(Financial Times) – Discovery Communications is buying Scripps Networks Interactive in a $14.6bn deal that brings the channels TLC, Animal Planet, HGTV and the Food Network under the same roof, at a time when the cable industry is being reshaped by consolidation and digital viewing.
The cash and stock deal values Scripps at $90 per share, a 34 per cent premium to where the stock was trading on July 18, before news of a potential sale was first reported.
Scripps shareholders will receive $63 a share in cash and $27 a share in Discovery’s Class C common stock, based on its July 21 closing price. Discovery will assume Scripps’ $2.7bn in net debt. After closing, Scripps shareholders will own about 20 per cent of the company, with Discovery shareholders holding the rest.
Discovery, whose market capitalisation is $15.7bn, has the backing of cable billionaire John Malone and the Newhouse family. The company brought in $6.5bn in revenue last year. Scripps, whose market valuation had risen to more than $11bn in recent days, reported $3.4bn in sales in 2016.
“We believe that by coming together with Scripps, we will create a stronger, more flexible and more dynamic media company with a global content engine that can be fully optimised and monetised across our combined networks, products and services in every country around the world,” said David Zaslav, Discovery Communications chief executive.
The decision to bring together Scripps’s lifestyle channels, which draw a heavily female audience, with Discovery’s reality and factual programming, was fuelled by sweeping changes in the media business that extend from New York and Hollywood to Silicon Valley. Together, their channels attract nearly 20 per cent of advertising-supported pay-TV viewership in the US.
Cable and broadband operators are combining and investing in content. TV viewership has eroded for many channels and the audiences advertisers are keen to reach are increasingly turning to digital media.
Discovery hopes adding Scripps’ networks and content to its own will give it leverage in negotiations with distributors for the lucrative subscriber fees they collect from the companies that carry their channels. It also hopes to extend both companies’ programming to new digitally delivered TV bundles and to platforms like Facebook and Snapchat that have begun buying video content.
The combined company could also offer its own digital subscription service. And Discovery, which has undertaken an aggressive overseas expansion in recent years, could roll out Scripps shows and networks across its international footprint.

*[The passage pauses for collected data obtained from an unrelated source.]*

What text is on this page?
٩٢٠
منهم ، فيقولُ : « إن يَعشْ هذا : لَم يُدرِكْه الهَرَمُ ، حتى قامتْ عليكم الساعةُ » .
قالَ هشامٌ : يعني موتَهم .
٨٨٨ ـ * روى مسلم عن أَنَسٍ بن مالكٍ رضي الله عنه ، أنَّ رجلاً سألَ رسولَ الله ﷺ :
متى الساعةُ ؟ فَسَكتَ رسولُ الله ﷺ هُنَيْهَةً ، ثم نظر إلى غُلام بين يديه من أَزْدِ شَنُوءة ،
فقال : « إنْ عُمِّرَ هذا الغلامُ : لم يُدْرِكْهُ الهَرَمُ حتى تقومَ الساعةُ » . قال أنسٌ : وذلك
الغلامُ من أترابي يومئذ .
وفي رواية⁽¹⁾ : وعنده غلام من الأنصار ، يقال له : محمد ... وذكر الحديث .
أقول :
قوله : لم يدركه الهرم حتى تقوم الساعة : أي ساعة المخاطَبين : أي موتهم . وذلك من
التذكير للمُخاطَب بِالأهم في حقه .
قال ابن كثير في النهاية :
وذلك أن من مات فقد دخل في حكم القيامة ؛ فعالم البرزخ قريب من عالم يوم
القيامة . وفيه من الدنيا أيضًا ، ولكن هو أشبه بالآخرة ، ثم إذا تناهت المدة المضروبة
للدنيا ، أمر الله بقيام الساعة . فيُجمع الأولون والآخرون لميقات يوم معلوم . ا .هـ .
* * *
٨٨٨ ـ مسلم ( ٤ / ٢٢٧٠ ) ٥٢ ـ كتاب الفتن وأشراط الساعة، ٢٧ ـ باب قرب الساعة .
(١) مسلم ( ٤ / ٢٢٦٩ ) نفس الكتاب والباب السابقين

Scripps and Discovery have flirted with combining before, most recently in 2014, but those talks ended when the Scripps family, which controls about 92 per cent of the company’s voting shares, decided it was not ready to sell. Given the changes in the media landscape, however, the family, which votes as a block, decided the time was ripe for a sale.
Scripps also fielded interest from Viacom, the owner of MTV, Comedy Central and the Paramount film studio. But after considering the offers, the Scripps family elected last week to proceed with Discovery.